On the other hand, creating green flags can be even harder to spot and I think it’s something women struggle with because we are over thinkers but men can fall prey to this just as easily. For example, do you put too much stock in a simple text message? Are you hoping her friendliness means more than it does? Him saying “Hello” isn’t a sign that he’s thinking of you and pining away. The LFTM podcast also talks about “patterns” a lot and looking for what stands out in different ways.
I know a man that is constantly curious about my personal life, often concerned with my comfort and has accidentally alluded to others that we were in a relationship. It would be really easy to run wild with his behavior and undoubtedly, high school me would have been certain that this was destiny but I know this man. I see his patterns regularly and I know for a fact that 99% of his behavior is unintentional. Not that he doesn’t care but that he isn’t trying to show me affection by his actions. His actions are a natural reaction not an intentional effort or pursuit. His behavior and words come from his subconscious which is a completely different problem but green flags they are not.
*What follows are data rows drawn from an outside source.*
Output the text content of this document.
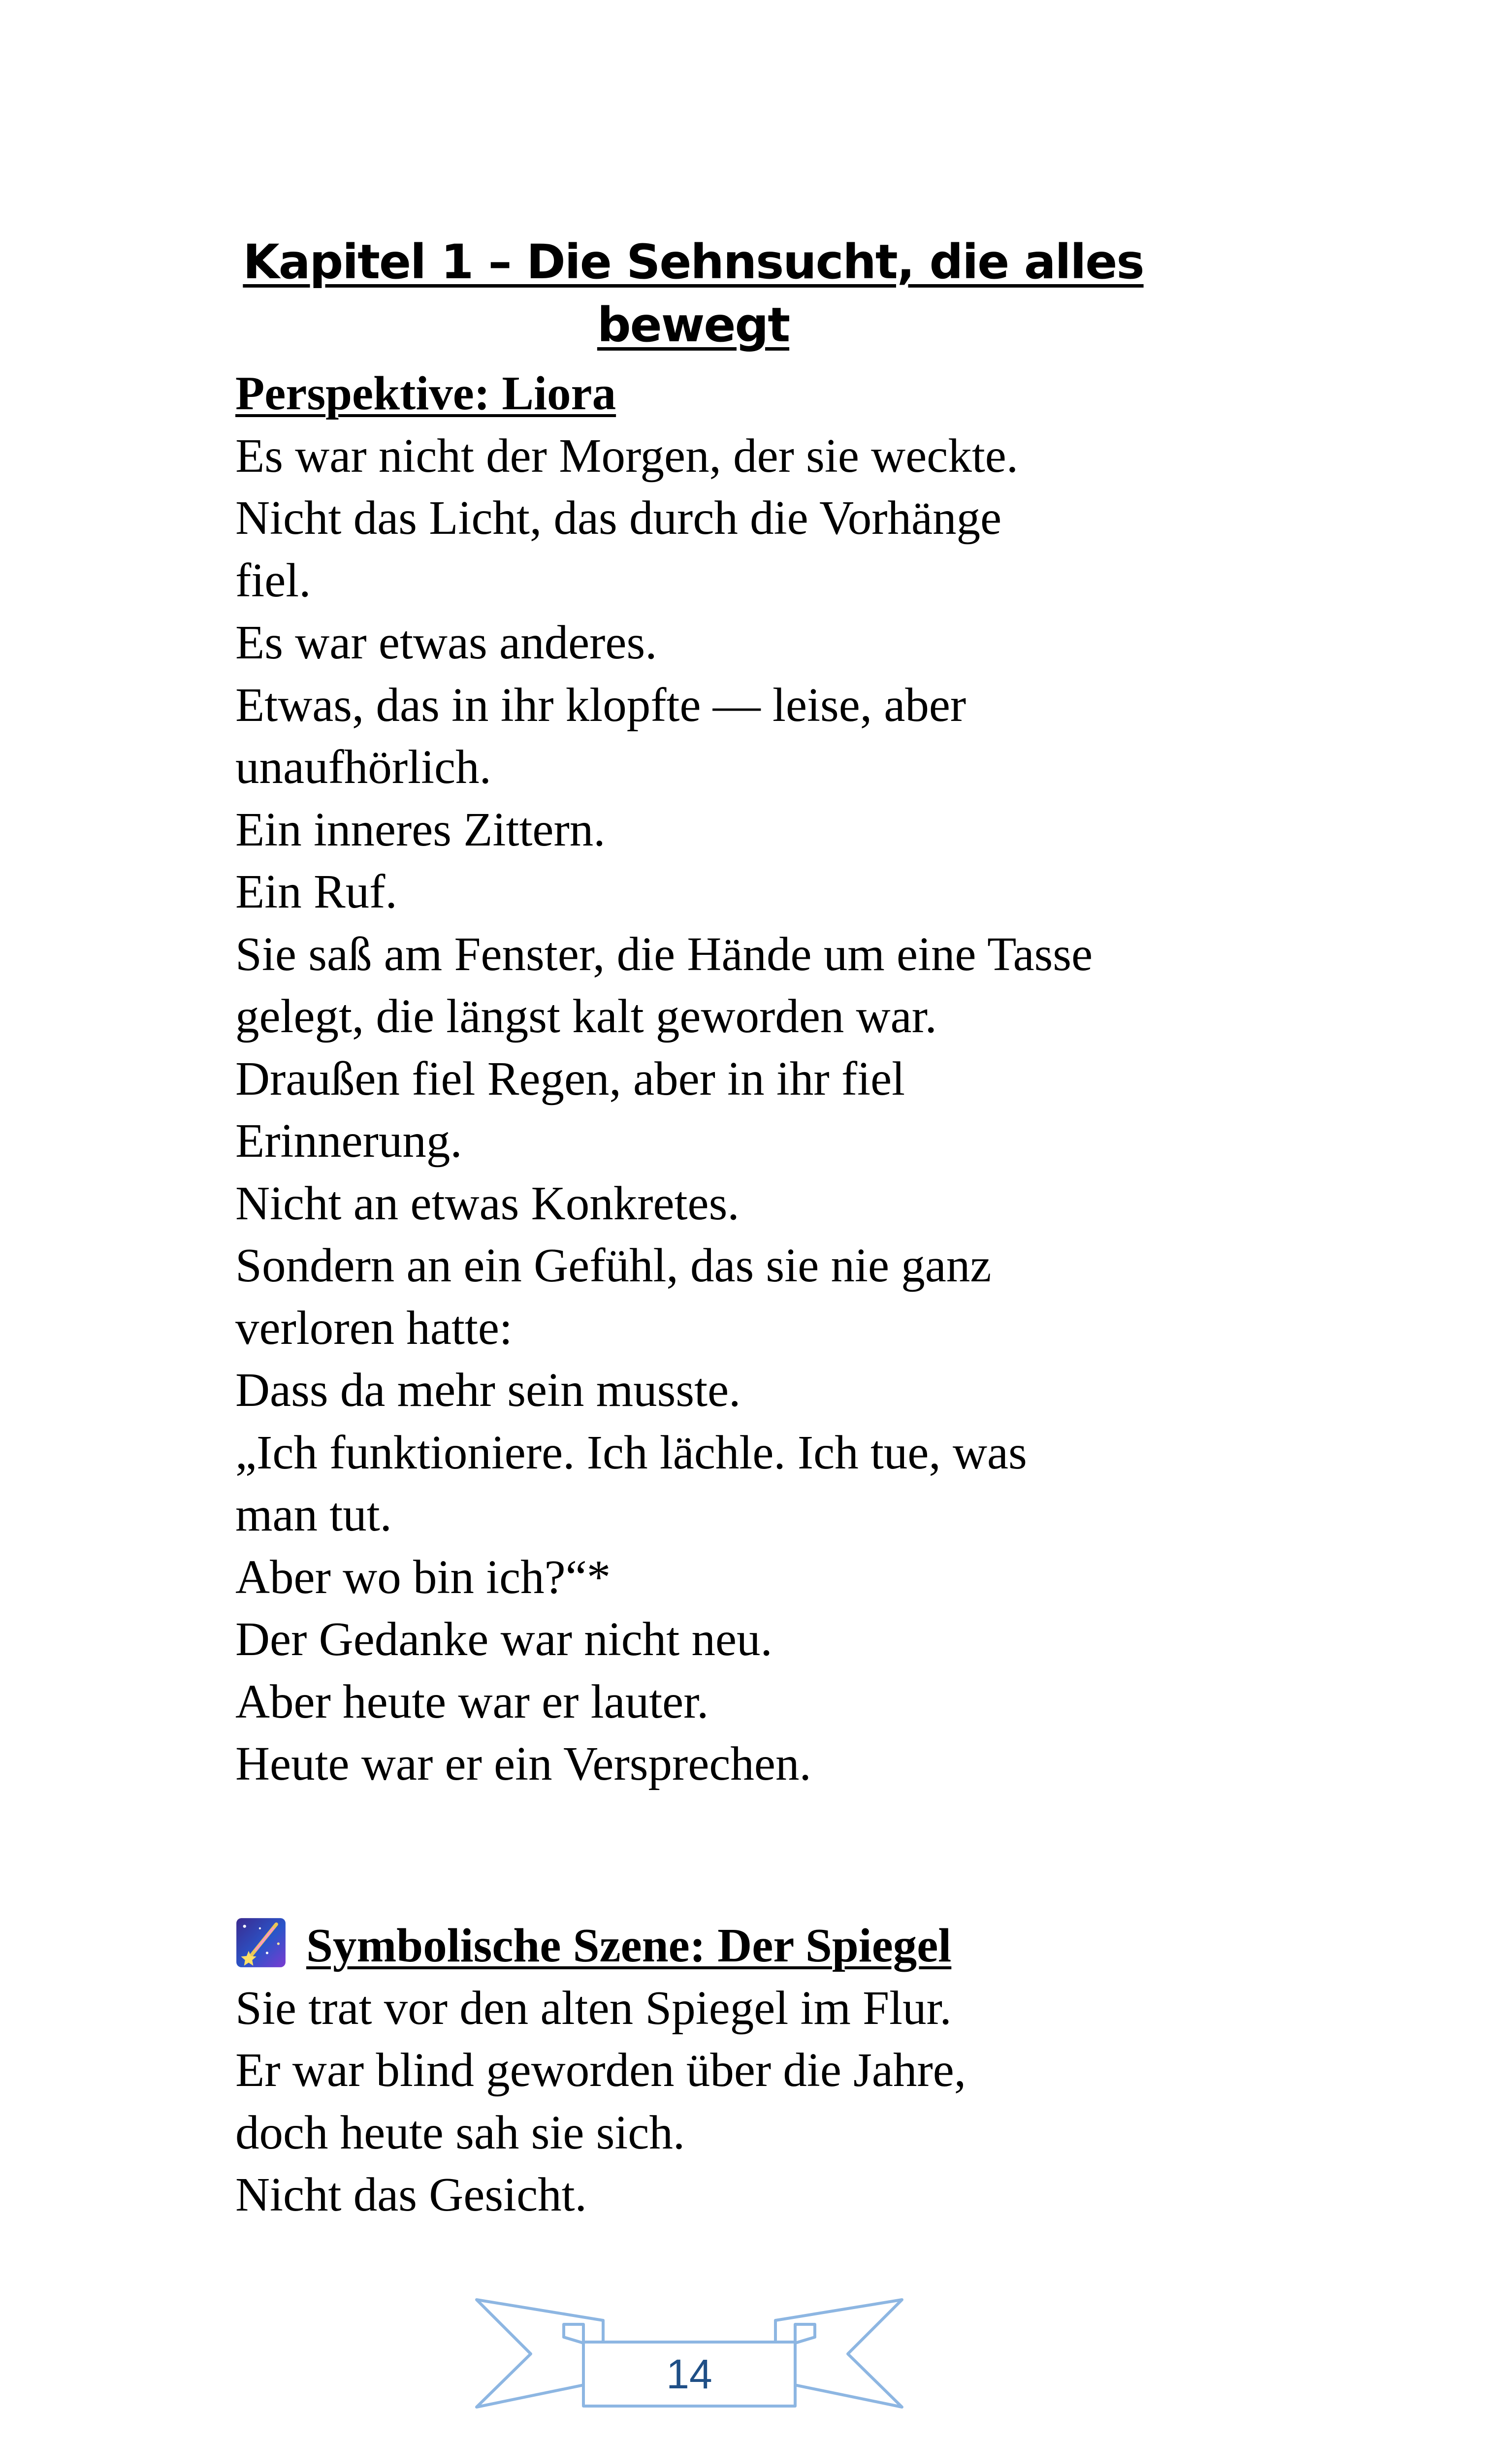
Kapitel 1 – Die Sehnsucht, die alles
bewegt
Perspektive: Liora
Es war nicht der Morgen, der sie weckte.
Nicht das Licht, das durch die Vorhänge
fiel.
Es war etwas anderes.
Etwas, das in ihr klopfte — leise, aber
unaufhörlich.
Ein inneres Zittern.
Ein Ruf.
Sie saß am Fenster, die Hände um eine Tasse
gelegt, die längst kalt geworden war.
Draußen fiel Regen, aber in ihr fiel
Erinnerung.
Nicht an etwas Konkretes.
Sondern an ein Gefühl, das sie nie ganz
verloren hatte:
Dass da mehr sein musste.
„Ich funktioniere. Ich lächle. Ich tue, was
man tut.
Aber wo bin ich?“*
Der Gedanke war nicht neu.
Aber heute war er lauter.
Heute war er ein Versprechen.
Symbolische Szene: Der Spiegel
Sie trat vor den alten Spiegel im Flur.
Er war blind geworden über die Jahre,
doch heute sah sie sich.
Nicht das Gesicht.
14
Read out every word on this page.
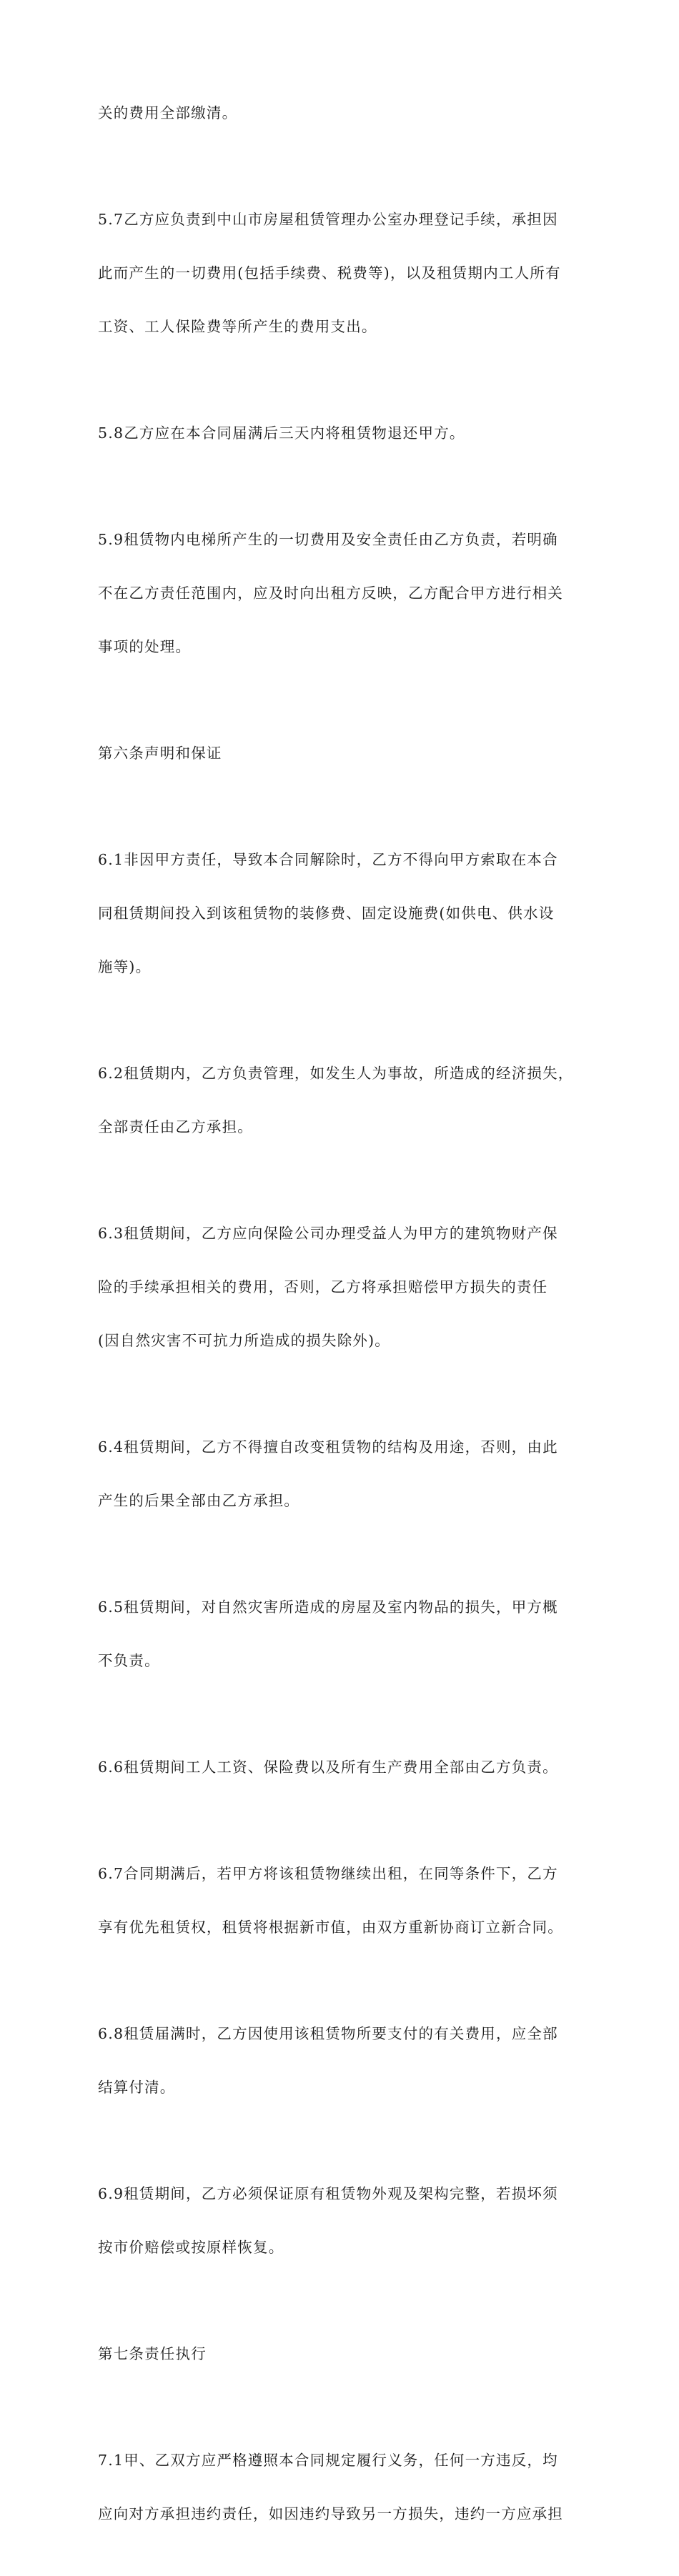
关的费用全部缴清。

5.7乙方应负责到中山市房屋租赁管理办公室办理登记手续，承担因

此而产生的一切费用(包括手续费、税费等)，以及租赁期内工人所有

工资、工人保险费等所产生的费用支出。

5.8乙方应在本合同届满后三天内将租赁物退还甲方。

5.9租赁物内电梯所产生的一切费用及安全责任由乙方负责，若明确

不在乙方责任范围内，应及时向出租方反映，乙方配合甲方进行相关

事项的处理。

第六条声明和保证

6.1非因甲方责任，导致本合同解除时，乙方不得向甲方索取在本合

同租赁期间投入到该租赁物的装修费、固定设施费(如供电、供水设

施等)。

6.2租赁期内，乙方负责管理，如发生人为事故，所造成的经济损失，

全部责任由乙方承担。

6.3租赁期间，乙方应向保险公司办理受益人为甲方的建筑物财产保

险的手续承担相关的费用，否则，乙方将承担赔偿甲方损失的责任

(因自然灾害不可抗力所造成的损失除外)。

6.4租赁期间，乙方不得擅自改变租赁物的结构及用途，否则，由此

产生的后果全部由乙方承担。

6.5租赁期间，对自然灾害所造成的房屋及室内物品的损失，甲方概

不负责。

6.6租赁期间工人工资、保险费以及所有生产费用全部由乙方负责。

6.7合同期满后，若甲方将该租赁物继续出租，在同等条件下，乙方

享有优先租赁权，租赁将根据新市值，由双方重新协商订立新合同。

6.8租赁届满时，乙方因使用该租赁物所要支付的有关费用，应全部

结算付清。

6.9租赁期间，乙方必须保证原有租赁物外观及架构完整，若损坏须

按市价赔偿或按原样恢复。

第七条责任执行

7.1甲、乙双方应严格遵照本合同规定履行义务，任何一方违反，均

应向对方承担违约责任，如因违约导致另一方损失，违约一方应承担
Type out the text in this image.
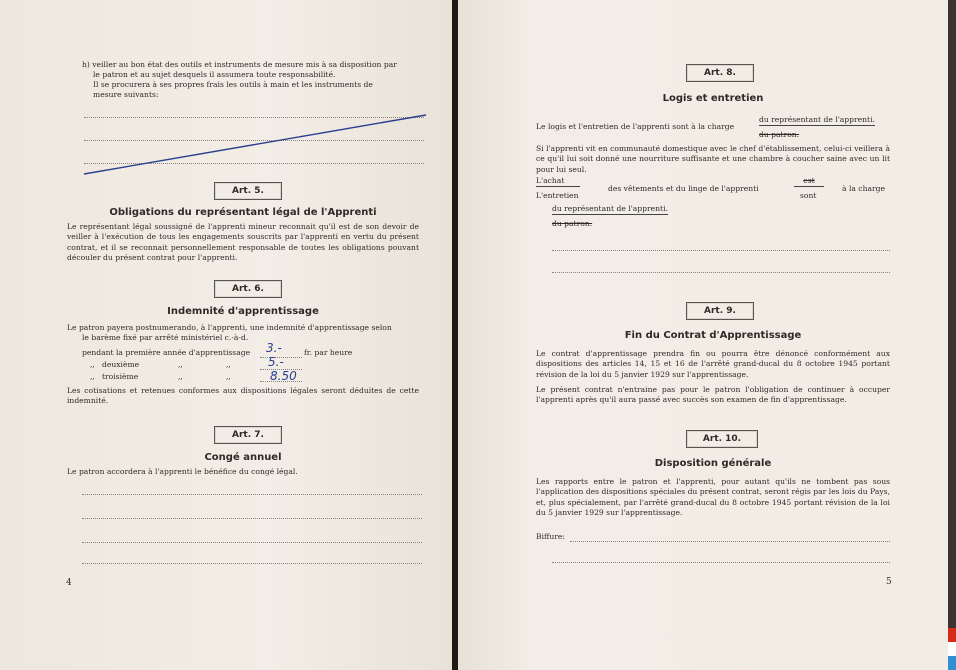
h) veiller au bon état des outils et instruments de mesure mis à sa disposition par
le patron et au sujet desquels il assumera toute responsabilité.
Il se procurera à ses propres frais les outils à main et les instruments de
mesure suivants:
Art. 5.
Obligations du représentant légal de l'Apprenti
Le représentant légal soussigné de l'apprenti mineur reconnait qu'il est de son devoir de veiller à l'exécution de tous les engagements souscrits par l'apprenti en vertu du présent contrat, et il se reconnait personnellement responsable de toutes les obligations pouvant découler du présent contrat pour l'apprenti.
Art. 6.
Indemnité d'apprentissage
Le patron payera postnumerando, à l'apprenti, une indemnité d'apprentissage selon
le barème fixé par arrêté ministériel c.-à-d.
pendant la première année d'apprentissage
,, deuxième
,, troisième
,,	,,
,,	,,
3.-
5.-
8.50
fr. par heure
Les cotisations et retenues conformes aux dispositions légales seront déduites de cette indemnité.
Art. 7.
Congé annuel
Le patron accordera à l'apprenti le bénéfice du congé légal.
4
Art. 8.
Logis et entretien
Le logis et l'entretien de l'apprenti sont à la charge
du représentant de l'apprenti.
du patron.
Si l'apprenti vit en communauté domestique avec le chef d'établissement, celui-ci veillera à ce qu'il lui soit donné une nourriture suffisante et une chambre à coucher saine avec un lit pour lui seul.
L'achat
L'entretien
des vêtements et du linge de l'apprenti
est
sont
à la charge
du représentant de l'apprenti.
du patron.
Art. 9.
Fin du Contrat d'Apprentissage
Le contrat d'apprentissage prendra fin ou pourra être dénoncé conformément aux dispositions des articles 14, 15 et 16 de l'arrêté grand-ducal du 8 octobre 1945 portant révision de la loi du 5 janvier 1929 sur l'apprentissage.
Le présent contrat n'entraine pas pour le patron l'obligation de continuer à occuper l'apprenti après qu'il aura passé avec succès son examen de fin d'apprentissage.
Art. 10.
Disposition générale
Les rapports entre le patron et l'apprenti, pour autant qu'ils ne tombent pas sous l'application des dispositions spéciales du présent contrat, seront régis par les lois du Pays, et, plus spécialement, par l'arrêté grand-ducal du 8 octobre 1945 portant révision de la loi du 5 janvier 1929 sur l'apprentissage.
Biffure:
5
Even if it does seem like the whole thing would be perfect, you have to ask yourself… If you have been clear with your interest and if there are no signs whatsoever, what are you truly chasing? Do you truly want God’s plan or would you rather have your own desires right now? Sorry for the tough love but I’ve had to have this conversation with myself and my friends on more than one occasion. The person you think would be a perfect fit or would fulfill all your “cuddling in front of the fireplace” dreams isn’t perfect if it’s outside of God’s purpose for your life and no amount of striving and chasing will get you any closer to what’s best… for you or them. So, if you really do care about this person, pray over your desires, pray for direction and let God take the lead. If you are truly seeking His will you won’t have to chase it and you will never be able to miss it. The choice is yours!